Back in the bedroom, I notice a closet I missed during my initial sweep. Inside, a selection of clothing hangs in obsessive order. Casual wear, athletic clothes, evening dresses. All in my size. All in styles and colors I would choose for myself.

But one garment stops my breath.

A pale blue wrap dress with a delicate floral pattern. Almost identical to one my mother used to wear. I haven’t seen that dress since I was eight years old, but I remember her wearing it to Sunday brunches, to gallery openings, to afternoons in the garden.

I touch the fabric, a chill racing up my spine. How would Wolfe know about this? The dress isn’t vintage—it’s new, tags still attached. Custom-made to duplicate a twenty-year-old memory.

I yank my hand back as if burned. This goes beyond stalking. Beyond research. This is—personal. Intimate in a way that makes my skin crawl.

“It’s time you learned the truth about your father.”

What truth? What could this monster possibly know about my father that I don’t?

As for my mother and the blue dress, Rebecca Holbrook died when I was eight.

One day, she was there, singing off-key in the kitchen, braiding my hair too tightly.

The next—gone. Sudden. No explanation, I was old enough to understand, just whispered voices behind closed doors, and a funeral I barely remember.

Closed casket.

My father never spoke of her again. Her photos vanished from the walls. Her name dropped from conversation like it carried disease. Any time I asked, he redirected. It was a tragedy, darling, let it rest. Eventually, I stopped asking.

I used to think it was grief.

Now… I’m not so sure.

The door lock clicks. I spin toward the sound, heart leaping into my throat. My gaze darts around the room for a weapon. The lamp is too unwieldy. The pen on the nightstand is too flimsy.

The carafe. Heavy crystal. I grab it, water sloshing over my hand as I position myself against the wall where the door will hide me when it opens.

The handle turns. The door swings inward with a soft click.

A girl enters carrying a breakfast tray—no older than seventeen, maybe eighteen at most. She’s dressed in a simple black shift that’s too formal for a housemaid and too polished for someone free. Dark hair pinned into a neat bun, eyes downcast in practiced submission.

When she doesn’t immediately see me, her brows lift slightly.

“Miss Holbrook?”

I stay silent, still half-shadowed, still gripping the carafe like a weapon.

She turns, spots me near the corner, and freezes.

Only for a second.

Her expression shifts—not to fear. But recognition. Understanding. Like she’s seen worse reactions. Like girls with wild eyes and weaponized carafes are part of her daily routine.

“I’ve brought your breakfast.” Her voice is soft, with a hint of an accent I can’t place. Maybe Southern. Maybe midwestern. Something scrubbed clean. “Mr. Wolfe thought you might be hungry when you woke.”

“Where is Jon?” My voice cracks from disuse, rough as gravel.

She flinches. It’s quick—barely perceptible—but it’s there.
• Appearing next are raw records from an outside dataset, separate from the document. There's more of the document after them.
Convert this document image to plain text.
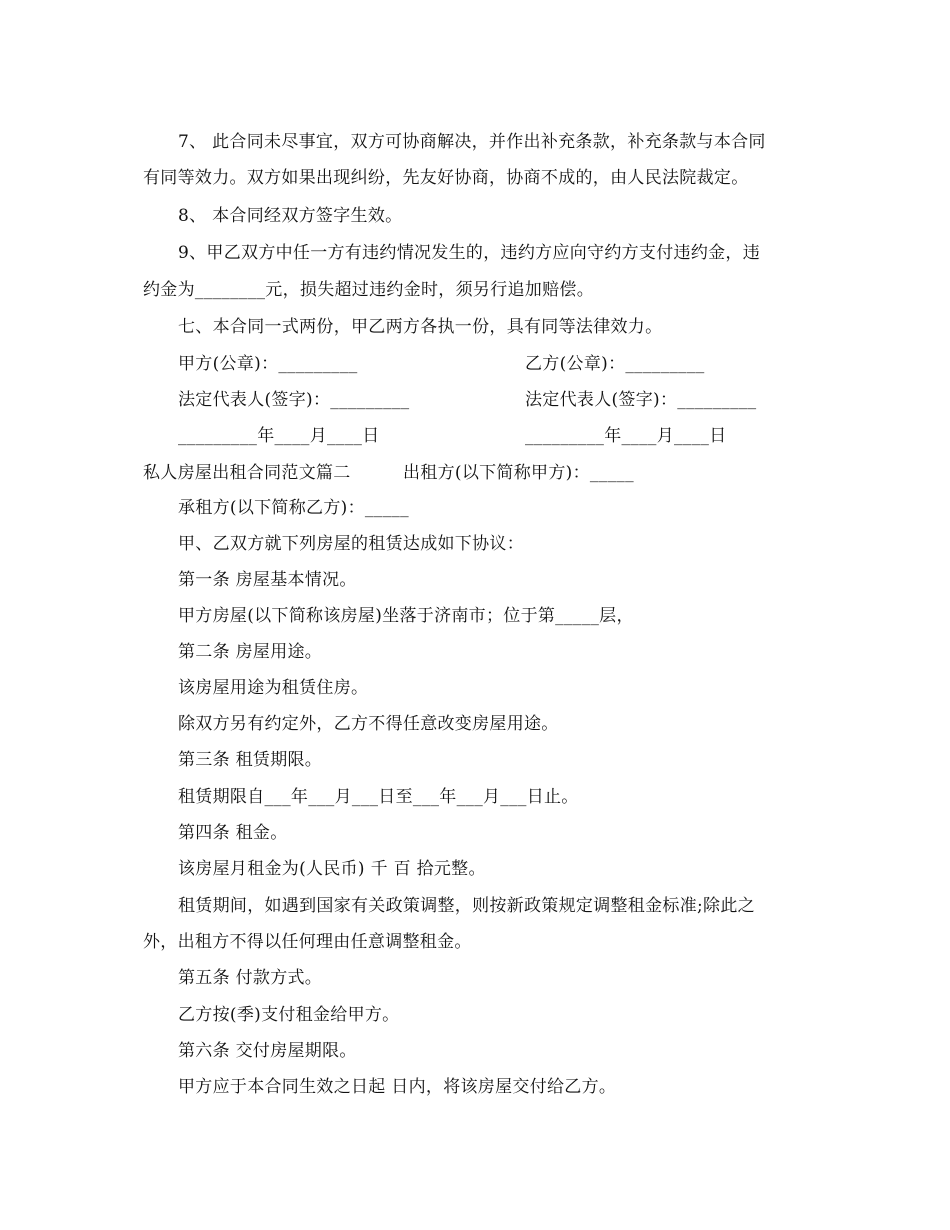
7、 此合同未尽事宜，双方可协商解决，并作出补充条款，补充条款与本合同
有同等效力。双方如果出现纠纷，先友好协商，协商不成的，由人民法院裁定。
8、 本合同经双方签字生效。
9、甲乙双方中任一方有违约情况发生的，违约方应向守约方支付违约金，违
约金为________元，损失超过违约金时，须另行追加赔偿。
七、本合同一式两份，甲乙两方各执一份，具有同等法律效力。
甲方(公章)：_________	乙方(公章)：_________
法定代表人(签字)：_________	法定代表人(签字)：_________
_________年____月____日	_________年____月____日
私人房屋出租合同范文篇二	出租方(以下简称甲方)：_____
承租方(以下简称乙方)：_____
甲、乙双方就下列房屋的租赁达成如下协议：
第一条 房屋基本情况。
甲方房屋(以下简称该房屋)坐落于济南市；位于第_____层，
第二条 房屋用途。
该房屋用途为租赁住房。
除双方另有约定外，乙方不得任意改变房屋用途。
第三条 租赁期限。
租赁期限自___年___月___日至___年___月___日止。
第四条 租金。
该房屋月租金为(人民币) 千 百 拾元整。
租赁期间，如遇到国家有关政策调整，则按新政策规定调整租金标准;除此之
外，出租方不得以任何理由任意调整租金。
第五条 付款方式。
乙方按(季)支付租金给甲方。
第六条 交付房屋期限。
甲方应于本合同生效之日起 日内，将该房屋交付给乙方。
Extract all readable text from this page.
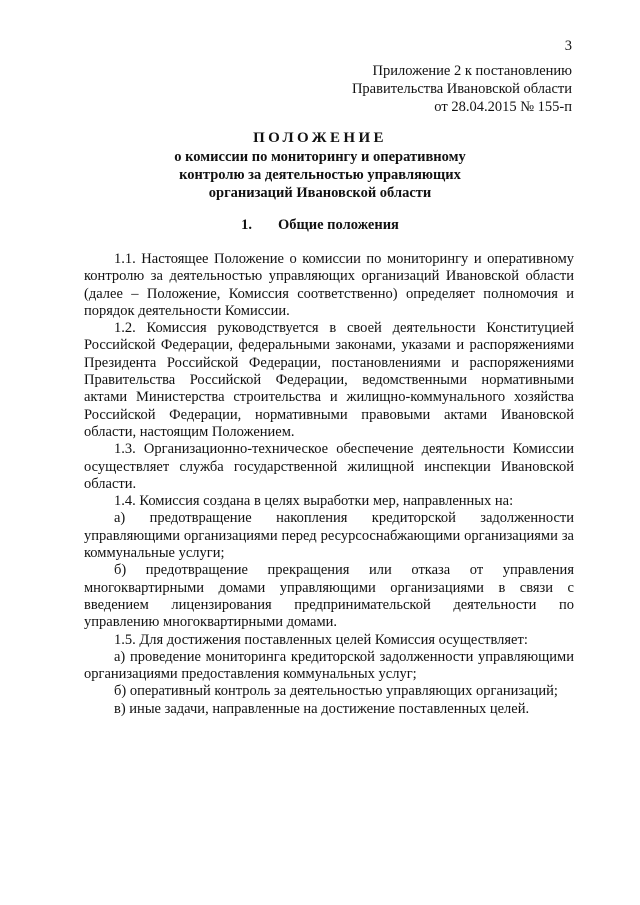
3
Приложение 2 к постановлению
Правительства Ивановской области
от 28.04.2015 № 155-п
ПОЛОЖЕНИЕ
о комиссии по мониторингу и оперативному
контролю за деятельностью управляющих
организаций Ивановской области
1. Общие положения

1.1. Настоящее Положение о комиссии по мониторингу и оперативному контролю за деятельностью управляющих организаций Ивановской области (далее – Положение, Комиссия соответственно) определяет полномочия и порядок деятельности Комиссии.

1.2. Комиссия руководствуется в своей деятельности Конституцией Российской Федерации, федеральными законами, указами и распоряжениями Президента Российской Федерации, постановлениями и распоряжениями Правительства Российской Федерации, ведомственными нормативными актами Министерства строительства и жилищно-коммунального хозяйства Российской Федерации, нормативными правовыми актами Ивановской области, настоящим Положением.

1.3. Организационно-техническое обеспечение деятельности Комиссии осуществляет служба государственной жилищной инспекции Ивановской области.

1.4. Комиссия создана в целях выработки мер, направленных на:

а) предотвращение накопления кредиторской задолженности управляющими организациями перед ресурсоснабжающими организациями за коммунальные услуги;

б) предотвращение прекращения или отказа от управления многоквартирными домами управляющими организациями в связи с введением лицензирования предпринимательской деятельности по управлению многоквартирными домами.

1.5. Для достижения поставленных целей Комиссия осуществляет:

а) проведение мониторинга кредиторской задолженности управляющими организациями предоставления коммунальных услуг;

б) оперативный контроль за деятельностью управляющих организаций;

в) иные задачи, направленные на достижение поставленных целей.
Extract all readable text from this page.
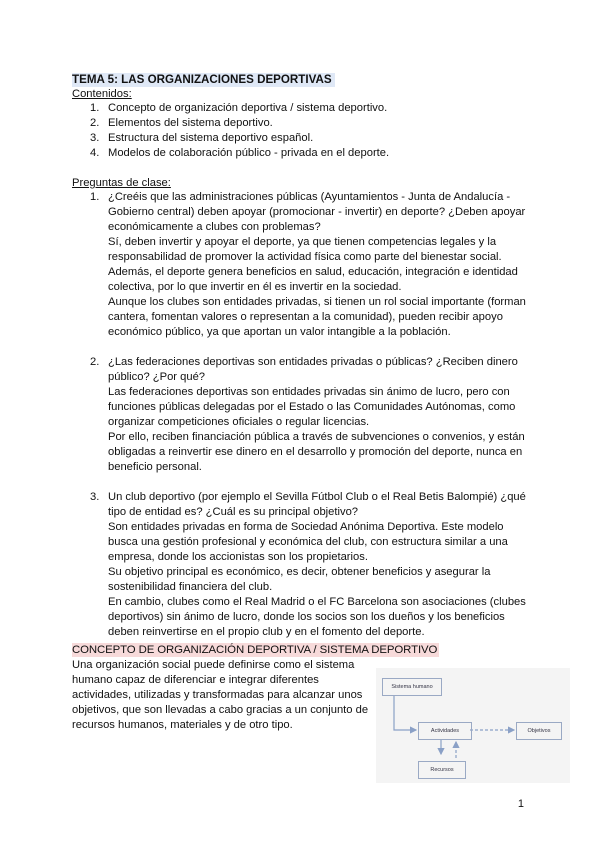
TEMA 5: LAS ORGANIZACIONES DEPORTIVAS
Contenidos:
1. Concepto de organización deportiva / sistema deportivo.
2. Elementos del sistema deportivo.
3. Estructura del sistema deportivo español.
4. Modelos de colaboración público - privada en el deporte.
Preguntas de clase:
1. ¿Creéis que las administraciones públicas (Ayuntamientos - Junta de Andalucía -
Gobierno central) deben apoyar (promocionar - invertir) en deporte? ¿Deben apoyar
económicamente a clubes con problemas?
Sí, deben invertir y apoyar el deporte, ya que tienen competencias legales y la
responsabilidad de promover la actividad física como parte del bienestar social.
Además, el deporte genera beneficios en salud, educación, integración e identidad
colectiva, por lo que invertir en él es invertir en la sociedad.
Aunque los clubes son entidades privadas, si tienen un rol social importante (forman
cantera, fomentan valores o representan a la comunidad), pueden recibir apoyo
económico público, ya que aportan un valor intangible a la población.
2. ¿Las federaciones deportivas son entidades privadas o públicas? ¿Reciben dinero
público? ¿Por qué?
Las federaciones deportivas son entidades privadas sin ánimo de lucro, pero con
funciones públicas delegadas por el Estado o las Comunidades Autónomas, como
organizar competiciones oficiales o regular licencias.
Por ello, reciben financiación pública a través de subvenciones o convenios, y están
obligadas a reinvertir ese dinero en el desarrollo y promoción del deporte, nunca en
beneficio personal.
3. Un club deportivo (por ejemplo el Sevilla Fútbol Club o el Real Betis Balompié) ¿qué
tipo de entidad es? ¿Cuál es su principal objetivo?
Son entidades privadas en forma de Sociedad Anónima Deportiva. Este modelo
busca una gestión profesional y económica del club, con estructura similar a una
empresa, donde los accionistas son los propietarios.
Su objetivo principal es económico, es decir, obtener beneficios y asegurar la
sostenibilidad financiera del club.
En cambio, clubes como el Real Madrid o el FC Barcelona son asociaciones (clubes
deportivos) sin ánimo de lucro, donde los socios son los dueños y los beneficios
deben reinvertirse en el propio club y en el fomento del deporte.
CONCEPTO DE ORGANIZACIÓN DEPORTIVA / SISTEMA DEPORTIVO
Una organización social puede definirse como el sistema
humano capaz de diferenciar e integrar diferentes
actividades, utilizadas y transformadas para alcanzar unos
objetivos, que son llevadas a cabo gracias a un conjunto de
recursos humanos, materiales y de otro tipo.
Sistema humano
Actividades	Objetivos
Recursos
1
“I’m not allowed to speak about the other guests,” she says. The tray lands on a small table by the window with quiet precision. “Mr. Wolfe will answer your questions when he joins you.”

“I’m not hungry.” Another lie. My stomach betrays me with a low, aching growl at the scent of strong coffee and buttered pastry.

She doesn’t smile. Doesn’t smirk. Just nods like she’s heard it before. Like everyone says that in the beginning.

“As you wish.” She straightens, hands folded in front of her. Up close, she’s even younger than I thought. Slender wrists. A fading bruise on her forearm, half-hidden by the cuff of her sleeve. Her gaze lifts, finally meeting mine.

She doesn’t blink.

Not cold. Not cruel. Just—resigned.

“The bathroom has everything you’ll need. Fresh towels, toiletries. Mr. Wolfe requests you make yourself comfortable.”